本研究希望藉由高分子與奈米碳球之間的作用力，減緩奈米碳球聚集的趨勢。進一步以混摻薄膜中奈米碳球與高分子的相分離，作為調控奈米碳球晶相成長的機制。這可以使得奈米碳球的相分離與晶相成長，成為提升太陽能電池效能的契機。
由探討聚芴高分子(PFs)與奈米碳球混摻系統的結果發現，於PFO/PCBM混摻系統中，PFO與PCBM傾向發生成分間的相分離，僅有微量的PFO能與PCBM互溶混合。我們也利用混摻側鏈長度較長的的聚芴高分子PF12，探討側鏈長度帶來的影響。實驗結果發現，和PFO相比，PF12與PCBM的互溶性較佳。於混摻比例同樣為5/95重量百分率時，PFO與PCBM已經形成可觀的相分離，而PF12與PCBM還是呈現相當均勻的形貌。表示側鏈長度的增加，可以使得聚芴分子較易與PCBM混合。
接著探討PCBM於相分離系統中的晶相成長，由實驗結果發現，PCBM於PFO/PCBM混摻比例為5/95重量百分率的薄膜中晶相成長，主要是發展成球晶的結晶型態。由初始狀態的相分離形貌，到於低溫持溫所形成的PCBM小球晶，最後到於高溫持溫發展的大尺寸PCBM球晶。而提高PFO的混摻比例至10/90重量百分率時，發現PCBM於高溫持溫能發展出PCBM的單晶連續網路。
相較於PFO，PF12/PCBM均勻薄膜於相對低溫持溫時，PCBM就能發展出大範圍的晶相成長。表示PCBM於PF12/PCBM混摻薄膜中，較易擴散，結晶成長不會受到分子供給效率的影響，促使PCBM發展球晶的結晶型態。即使提高PF12的混摻比例，也無法發展出如PFO/PCBM混摻薄膜中的PCBM網狀的單晶通路，但可以觀察到樹狀晶的出現。

SUMMARY
In this study, the phase separation behavior of a binary blend system of poly(9,9-di-n-octyl-2,7-fluorene)(PFO)/[6,6]-C61-butyric acid-methyl ester(PCBM) has been studied. The constituent component PCBM is a derivative of carbon allotrope, and is widely used in solar cell. First, the phase separation of PFO and PCBM has been observed by transmission electron microscopy (TEM), and the increase of mixing ratio of polymer was found to significantly widen the networks of phase separation.

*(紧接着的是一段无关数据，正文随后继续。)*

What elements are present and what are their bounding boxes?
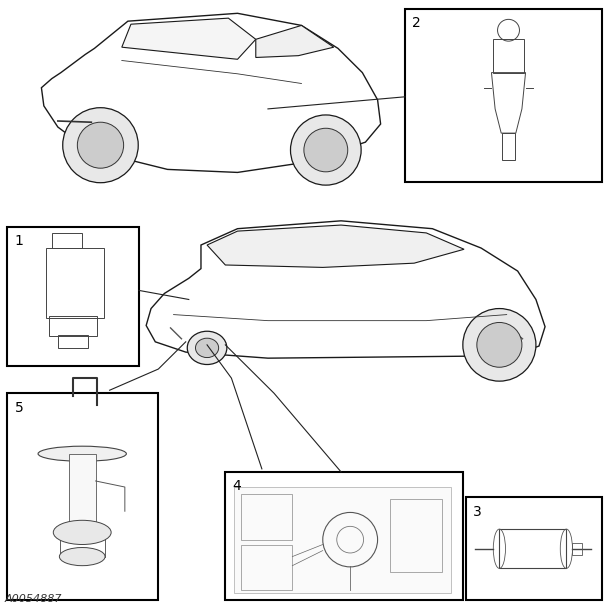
- Circle shape: [463, 309, 536, 381]
- Circle shape: [63, 108, 138, 183]
- Bar: [225, 472, 463, 600]
- Bar: [241, 494, 292, 540]
- Bar: [241, 544, 292, 590]
- Text: 1: 1: [15, 234, 24, 248]
- Bar: [390, 499, 442, 572]
- Bar: [493, 39, 524, 73]
- Ellipse shape: [188, 332, 227, 364]
- Bar: [405, 9, 602, 181]
- Bar: [572, 543, 582, 555]
- Ellipse shape: [60, 548, 105, 566]
- Bar: [52, 233, 82, 248]
- PathPatch shape: [207, 225, 464, 267]
- Bar: [58, 335, 88, 348]
- Bar: [46, 248, 104, 318]
- Text: A0054887: A0054887: [5, 594, 62, 604]
- Bar: [499, 529, 566, 568]
- Bar: [49, 316, 97, 336]
- Bar: [234, 487, 451, 593]
- Text: 3: 3: [473, 505, 482, 518]
- Circle shape: [304, 128, 348, 172]
- Ellipse shape: [38, 446, 127, 461]
- PathPatch shape: [256, 25, 334, 57]
- Circle shape: [77, 122, 124, 168]
- Text: 2: 2: [412, 16, 421, 30]
- Bar: [7, 393, 158, 600]
- Text: 5: 5: [15, 401, 23, 414]
- Text: 4: 4: [233, 479, 241, 493]
- Circle shape: [477, 322, 522, 367]
- Ellipse shape: [54, 520, 111, 544]
- Bar: [7, 227, 139, 366]
- Ellipse shape: [195, 338, 219, 358]
- Bar: [502, 133, 515, 160]
- Circle shape: [290, 115, 361, 185]
- Bar: [466, 497, 602, 600]
- PathPatch shape: [122, 18, 256, 59]
- Bar: [69, 454, 96, 532]
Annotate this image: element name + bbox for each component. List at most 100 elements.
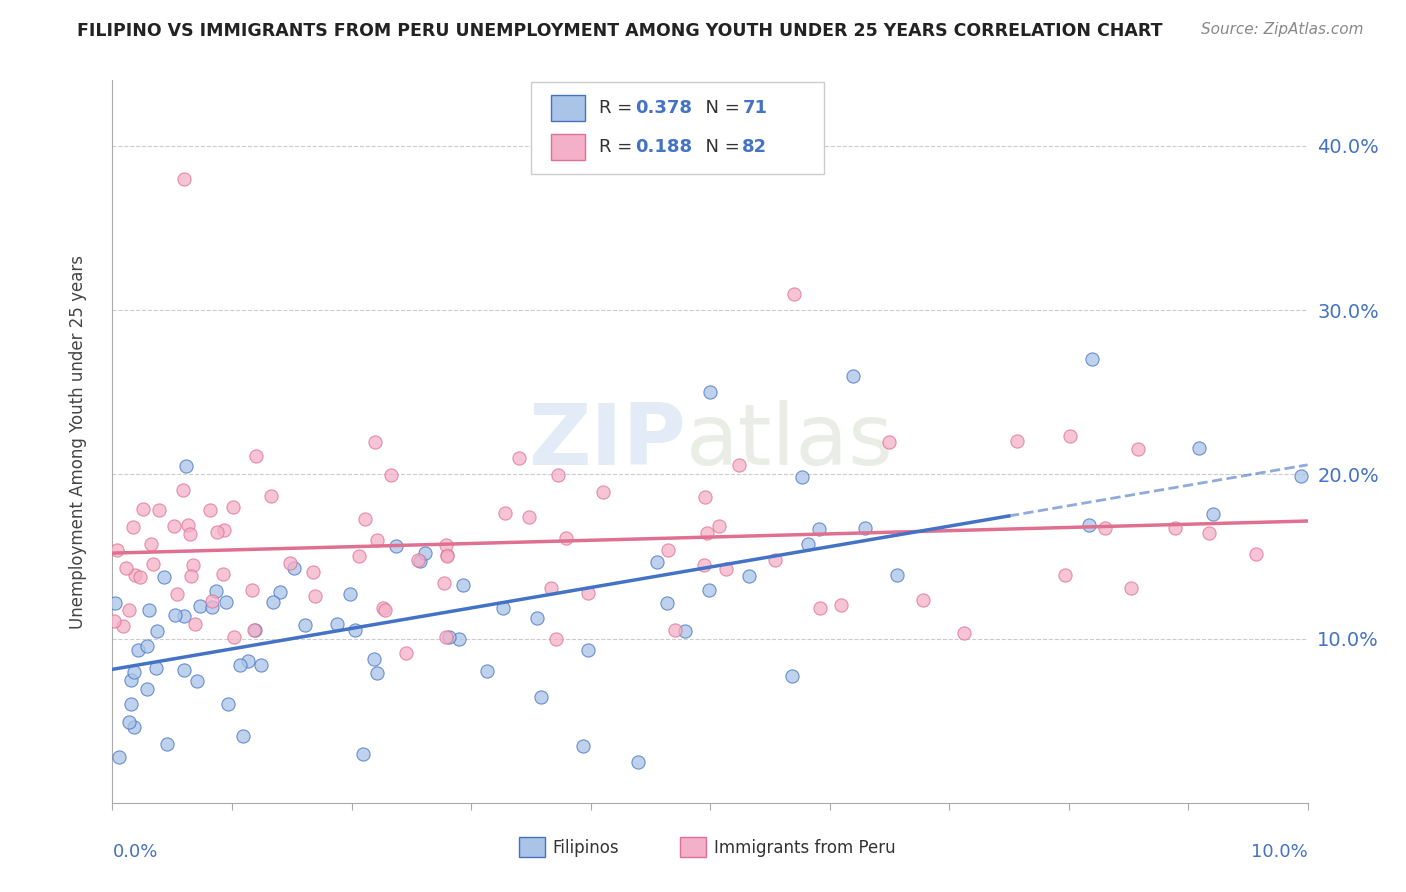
Point	[673, 624, 696, 639]
Point	[1094, 520, 1116, 534]
Point	[1244, 547, 1267, 561]
Point	[439, 630, 461, 644]
Point	[201, 600, 224, 615]
Point	[547, 468, 569, 483]
Point	[122, 721, 145, 735]
Point	[278, 556, 301, 570]
Point	[112, 619, 135, 633]
Point	[517, 510, 540, 524]
Point	[146, 624, 169, 638]
Point	[1164, 521, 1187, 535]
Point	[353, 747, 375, 761]
Y-axis label: Unemployment Among Youth under 25 years: Unemployment Among Youth under 25 years	[69, 254, 87, 629]
Point	[250, 657, 273, 672]
Point	[184, 616, 207, 631]
Point	[262, 595, 284, 609]
Point	[232, 729, 254, 743]
Text: FILIPINO VS IMMIGRANTS FROM PERU UNEMPLOYMENT AMONG YOUTH UNDER 25 YEARS CORRELA: FILIPINO VS IMMIGRANTS FROM PERU UNEMPLO…	[77, 22, 1163, 40]
Point	[408, 553, 430, 567]
Point	[224, 630, 246, 644]
Point	[294, 618, 316, 632]
Point	[911, 593, 934, 607]
Point	[436, 538, 458, 552]
Point	[447, 632, 470, 646]
Text: Source: ZipAtlas.com: Source: ZipAtlas.com	[1201, 22, 1364, 37]
Point	[765, 553, 787, 567]
Point	[364, 434, 387, 449]
Point	[132, 501, 155, 516]
Point	[122, 520, 145, 534]
Point	[104, 596, 127, 610]
Point	[373, 601, 395, 615]
Point	[142, 557, 165, 571]
Point	[693, 558, 716, 572]
Point	[699, 385, 721, 400]
Point	[1126, 442, 1149, 456]
Text: Immigrants from Peru: Immigrants from Peru	[714, 838, 896, 856]
Text: R =: R =	[599, 137, 638, 156]
Point	[174, 458, 197, 473]
Point	[363, 652, 385, 666]
Point	[214, 524, 236, 538]
Text: 0.0%: 0.0%	[112, 843, 157, 861]
Point	[173, 609, 195, 624]
Point	[1291, 468, 1313, 483]
Point	[1053, 567, 1076, 582]
Point	[326, 617, 349, 632]
FancyBboxPatch shape	[681, 837, 706, 857]
Point	[212, 566, 235, 581]
Point	[433, 576, 456, 591]
Point	[207, 525, 229, 540]
Point	[1121, 581, 1143, 595]
Point	[339, 586, 361, 600]
Point	[127, 643, 149, 657]
Point	[627, 755, 650, 769]
Point	[105, 542, 128, 557]
Point	[655, 596, 678, 610]
Point	[215, 595, 238, 609]
Point	[408, 554, 430, 568]
Point	[136, 681, 159, 696]
Point	[830, 598, 852, 612]
Point	[657, 542, 679, 557]
Point	[139, 537, 162, 551]
Point	[103, 614, 125, 628]
Point	[177, 518, 200, 533]
Point	[413, 546, 436, 560]
Point	[952, 625, 974, 640]
Point	[526, 611, 548, 625]
Point	[492, 601, 515, 615]
Point	[138, 602, 160, 616]
Point	[180, 569, 202, 583]
Point	[269, 585, 291, 599]
Point	[451, 578, 474, 592]
Point	[217, 697, 239, 711]
Point	[576, 586, 599, 600]
Point	[118, 714, 141, 729]
Point	[259, 489, 281, 503]
Point	[173, 663, 195, 677]
Point	[1202, 507, 1225, 521]
Point	[879, 434, 901, 449]
Point	[716, 562, 738, 576]
Point	[186, 674, 208, 689]
Point	[366, 666, 388, 681]
Point	[1081, 352, 1104, 367]
Point	[148, 503, 170, 517]
Point	[166, 587, 188, 601]
Point	[115, 560, 138, 574]
Text: 0.378: 0.378	[634, 100, 692, 118]
Point	[477, 665, 499, 679]
Point	[153, 570, 176, 584]
Point	[120, 673, 142, 688]
Point	[384, 539, 406, 553]
Point	[380, 468, 402, 483]
Point	[738, 569, 761, 583]
Point	[1078, 518, 1101, 533]
Point	[366, 533, 388, 547]
Text: N =: N =	[695, 100, 747, 118]
Point	[374, 603, 396, 617]
Point	[664, 623, 686, 637]
Point	[394, 646, 416, 660]
Point	[1007, 434, 1029, 448]
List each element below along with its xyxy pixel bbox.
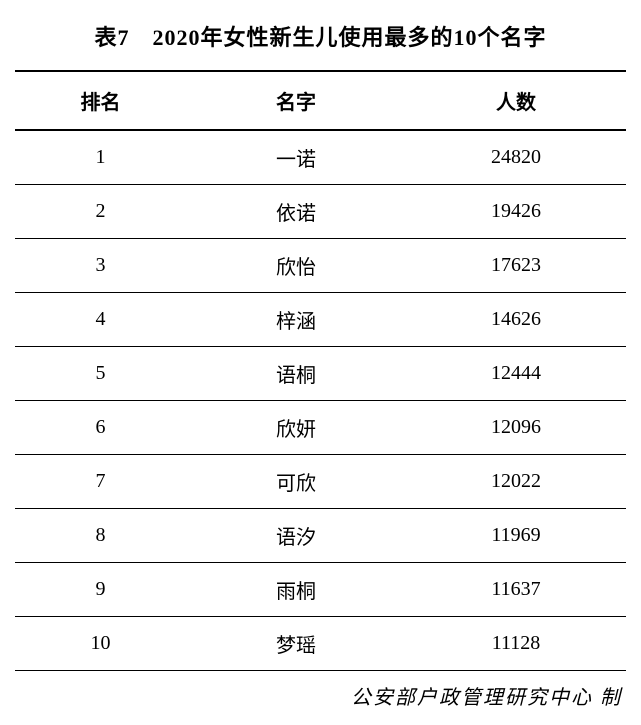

In addition, the effect of annealing temperature on PCBM crystallization behavior in PFO/PCBM blend has been explored. When we increased the mixing ratio of PFO or annealing temperature, diffusion and supply efficiency of PCBM would decrease as being hindered by mixed polyfluorenes. When the diffusion efficiency of PCBM is significantly lessened, dendritic crystal of PCBM were widely developed instead of spherulites. With the increase of side-chain length of blended polyfluorene, more free volume is created in mixture, which improves diffusion efficiency of PCBM and thus efficiency of PCBM crystallization in blends.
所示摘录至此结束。